Re: [PATCH 3/3] High-res-timers part 3 (posix to hrposix) take 20

Andrew Morton (akpm@digeo.com)
Tue, 10 Dec 2002 01:24:33 -0800


george anzinger wrote:
>
> ...
> > radix-trees do not currently have a "find next empty slot from this
> > offset" function but that is quite straightforward. Not quite
> > as fast, unless an occupancy bitmap is added to the radix-tree
> > node. That's something whcih I have done before - in fact it was
> > an array of occupancy maps so I could do an efficient in-order
> > gang lookup of "all dirty pages from this offset" and "all locked
> > pages from this offset". It was before its time, and mouldered.
>
> Gosh, I think this is what I have. Is it already in the
> kernel tree somewhere? Oh, I found it. I will look at
> this, tomorrow...
>

A simple way of doing the "find an empty slot" is to descend the
tree, following the trail of nodes which have `count < 64' until
you hit the bottom. At each node you'll need to walk the slots[]
array to locate the first empty one.

That's quite a few cache misses. It can be optimised by adding
a 64-bit DECLARE_BITMAP to struct radix_tree_node. This actually
obsoletes `count', because you can just replace the test for
zero count with a test for `all 64 bits are zero'.

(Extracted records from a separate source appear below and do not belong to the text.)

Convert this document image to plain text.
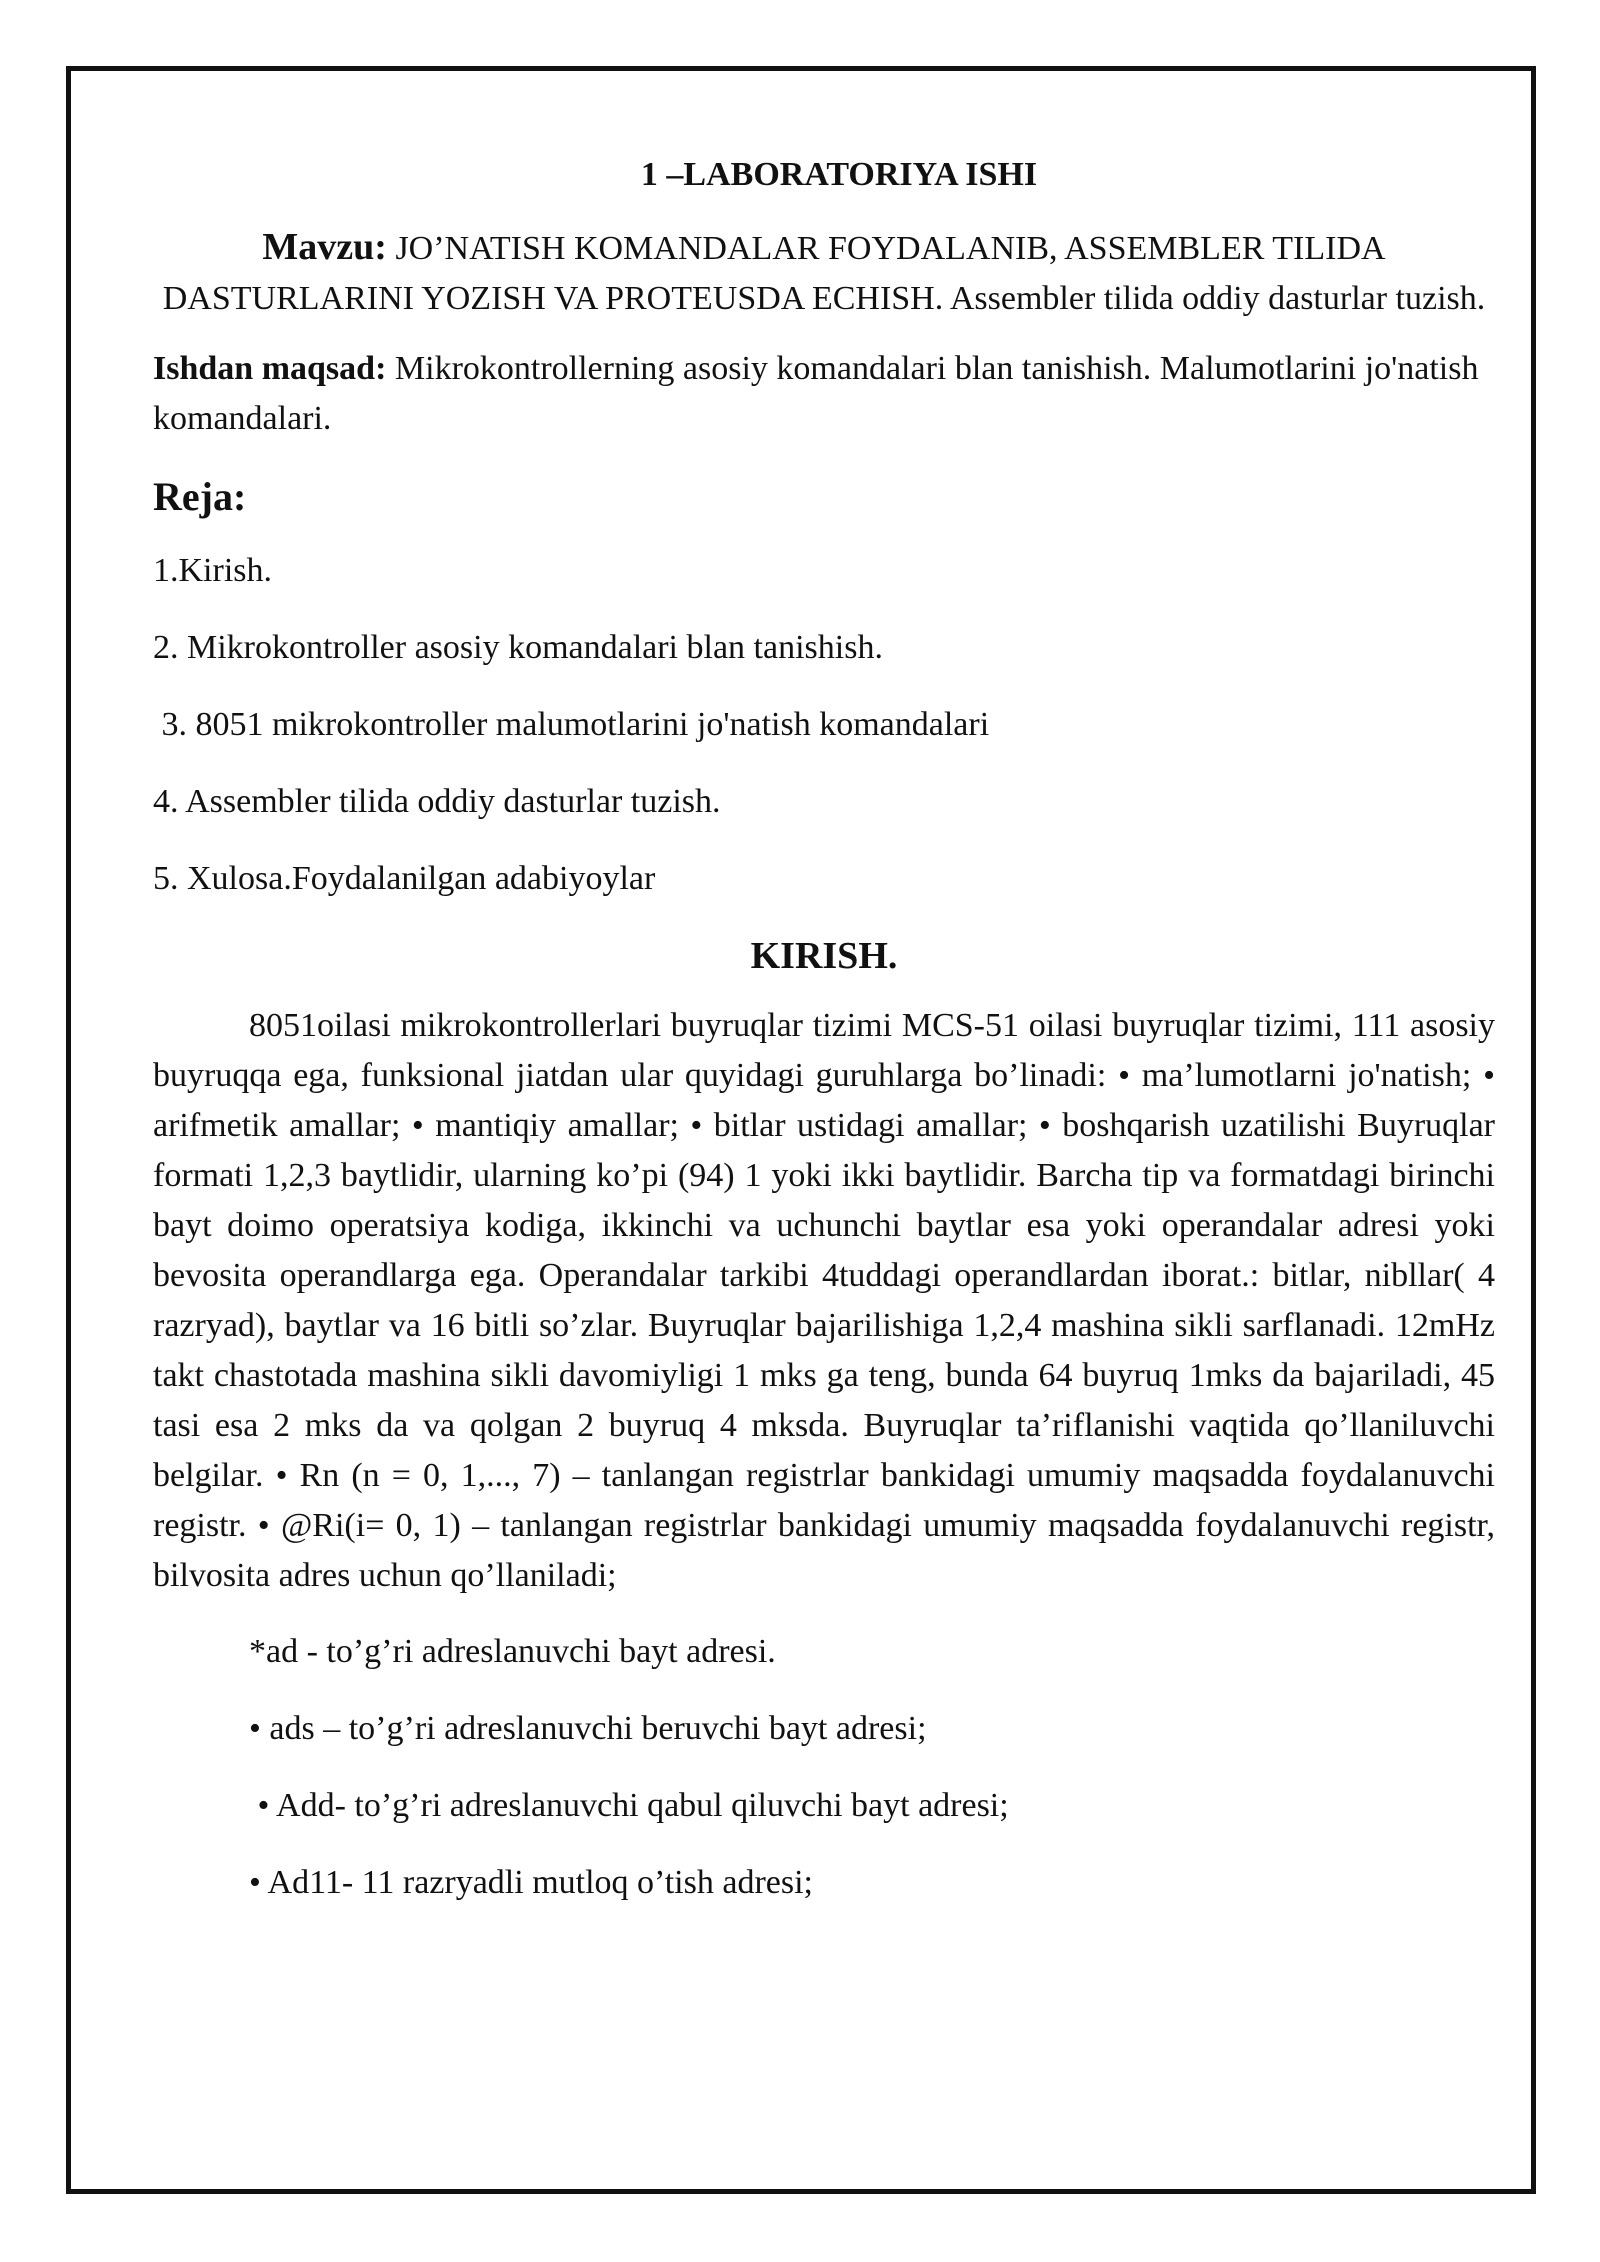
1 –LABORATORIYA ISHI
Mavzu: JO’NATISH KOMANDALAR FOYDALANIB, ASSEMBLER TILIDA DASTURLARINI YOZISH VA PROTEUSDA ECHISH. Assembler tilida oddiy dasturlar tuzish.
Ishdan maqsad: Mikrokontrollerning asosiy komandalari blan tanishish. Malumotlarini jo'natish komandalari.
Reja:
1.Kirish.
2. Mikrokontroller asosiy komandalari blan tanishish.
3. 8051 mikrokontroller malumotlarini jo'natish komandalari
4. Assembler tilida oddiy dasturlar tuzish.
5. Xulosa.Foydalanilgan adabiyoylar
KIRISH.
8051oilasi mikrokontrollerlari buyruqlar tizimi MCS-51 oilasi buyruqlar tizimi, 111 asosiy buyruqqa ega, funksional jiatdan ular quyidagi guruhlarga bo’linadi: • ma’lumotlarni jo'natish; • arifmetik amallar; • mantiqiy amallar; • bitlar ustidagi amallar; • boshqarish uzatilishi Buyruqlar formati 1,2,3 baytlidir, ularning ko’pi (94) 1 yoki ikki baytlidir. Barcha tip va formatdagi birinchi bayt doimo operatsiya kodiga, ikkinchi va uchunchi baytlar esa yoki operandalar adresi yoki bevosita operandlarga ega. Operandalar tarkibi 4tuddagi operandlardan iborat.: bitlar, nibllar( 4 razryad), baytlar va 16 bitli so’zlar. Buyruqlar bajarilishiga 1,2,4 mashina sikli sarflanadi. 12mHz takt chastotada mashina sikli davomiyligi 1 mks ga teng, bunda 64 buyruq 1mks da bajariladi, 45 tasi esa 2 mks da va qolgan 2 buyruq 4 mksda. Buyruqlar ta’riflanishi vaqtida qo’llaniluvchi belgilar. • Rn (n = 0, 1,..., 7) – tanlangan registrlar bankidagi umumiy maqsadda foydalanuvchi registr. • @Ri(i= 0, 1) – tanlangan registrlar bankidagi umumiy maqsadda foydalanuvchi registr, bilvosita adres uchun qo’llaniladi;
*ad - to’g’ri adreslanuvchi bayt adresi.
• ads – to’g’ri adreslanuvchi beruvchi bayt adresi;
• Add- to’g’ri adreslanuvchi qabul qiluvchi bayt adresi;
• Ad11- 11 razryadli mutloq o’tish adresi;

Such a search would be an extension to or variant of radix_tree_gang_lookup.
Something like the (old, untested) code below.

But it's a big job. First thing to do is to write a userspace
test harness for the radix-tree code. That's something I need to
do anyway, because radix_tree_gang_lookup fails for offests beyond
the 8TB mark, and it's such a pita fixing that stuff in-kernel.

Good luck ;)

include/linux/radix-tree.h | 11 ++
lib/radix-tree.c | 209 ++++++++++++++++++++++++++++++++++++++-------
2 files changed, 191 insertions(+), 29 deletions(-)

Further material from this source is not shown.